I couldn’t really think up an appropriate incentive sketch that fit the them of today’s comic. So instead, I just did a few quick facial studies. Click here to vote and view them. You might get a kick out of it.
Quick note on the voting – you guys are a dynamo! Yesterday we were at number 8. I placed the call and you guys answered! Now we’re number 2. That’s amazing! Keep up the great work!
Having recently celebrated Labor Day and the “official/unofficial” conclusion of summer, industry big wigs are left to pour under the numbers and try to come up with the reason that this year’s crop of so-called blockbusters returned some of the lowest attendance figures in nearly 10 years.
Several among them will try to pin the blame on a diversified market where video games and satellite television are stiff competition for the Hollywood dream factory. But I don’t buy that jive.
A cynic like myself might be quick to point out the increasingly difficult conditions audiences must endure in order to even enjoy a movie these days.

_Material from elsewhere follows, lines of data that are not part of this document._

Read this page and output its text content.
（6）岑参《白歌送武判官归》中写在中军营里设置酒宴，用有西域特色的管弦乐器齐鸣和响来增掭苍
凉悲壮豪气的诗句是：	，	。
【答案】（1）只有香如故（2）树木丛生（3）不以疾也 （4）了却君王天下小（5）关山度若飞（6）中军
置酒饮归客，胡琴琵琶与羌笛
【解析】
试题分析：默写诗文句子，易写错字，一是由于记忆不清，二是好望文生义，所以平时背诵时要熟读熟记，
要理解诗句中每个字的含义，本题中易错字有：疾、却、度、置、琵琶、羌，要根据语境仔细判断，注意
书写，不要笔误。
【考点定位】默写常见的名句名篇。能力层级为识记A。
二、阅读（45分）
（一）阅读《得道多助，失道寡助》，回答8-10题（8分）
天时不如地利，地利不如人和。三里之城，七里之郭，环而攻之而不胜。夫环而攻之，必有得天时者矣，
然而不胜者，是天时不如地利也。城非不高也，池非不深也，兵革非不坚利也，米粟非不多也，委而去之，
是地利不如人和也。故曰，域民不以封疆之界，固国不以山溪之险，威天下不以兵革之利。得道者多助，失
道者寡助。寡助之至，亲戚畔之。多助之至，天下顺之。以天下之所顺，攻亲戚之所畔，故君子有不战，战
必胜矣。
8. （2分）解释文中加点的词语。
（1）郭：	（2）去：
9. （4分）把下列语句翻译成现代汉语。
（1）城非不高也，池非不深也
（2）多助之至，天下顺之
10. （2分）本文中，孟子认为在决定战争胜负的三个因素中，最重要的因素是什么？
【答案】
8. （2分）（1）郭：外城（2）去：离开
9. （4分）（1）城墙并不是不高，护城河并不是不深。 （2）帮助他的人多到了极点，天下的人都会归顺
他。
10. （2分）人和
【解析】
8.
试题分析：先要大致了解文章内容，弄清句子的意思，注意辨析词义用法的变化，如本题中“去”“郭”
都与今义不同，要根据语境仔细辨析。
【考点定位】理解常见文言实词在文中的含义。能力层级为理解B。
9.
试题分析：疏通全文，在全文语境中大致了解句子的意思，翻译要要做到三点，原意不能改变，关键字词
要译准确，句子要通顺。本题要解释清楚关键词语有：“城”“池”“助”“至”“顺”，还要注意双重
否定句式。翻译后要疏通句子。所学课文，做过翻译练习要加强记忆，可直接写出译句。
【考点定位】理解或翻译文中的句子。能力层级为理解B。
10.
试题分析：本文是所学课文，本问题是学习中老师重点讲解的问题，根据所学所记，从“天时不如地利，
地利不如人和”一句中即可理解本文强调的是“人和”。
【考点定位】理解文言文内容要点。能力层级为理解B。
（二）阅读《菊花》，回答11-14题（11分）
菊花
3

Trailers that give away the plots to movies, television commercials in front of the feature, rude people on cell phones, crying babies in rated “R” movies, exorbitant ticket and concession prices and over-all lousy service.
But the fact of the matter is, your average audience member will put up with quite a lot of the content is worth putting down the money and the time for.
Example: In the fall of 2003, when I was desperate to see Lost in Translation, the only theater showing it at the time was a small (yet ancient) art house called The Varsity just off campus from Drake University downtown. The conditions in this theater are deplorable. Some may argue that’s part of their charm. I argue these are people who don’t wear shoes in winter and consistently reek of patchouli.
But I digress. I sat on a busted seat with a spring up my ass while the image was out of frame for two hours. I complained, sure. But not nearly as loud as I would have if I were forced to sit in similar conditions and watch Nick Cannon in Underclassman.
My point? If the film is quality, the rest of those distractions don’t matter.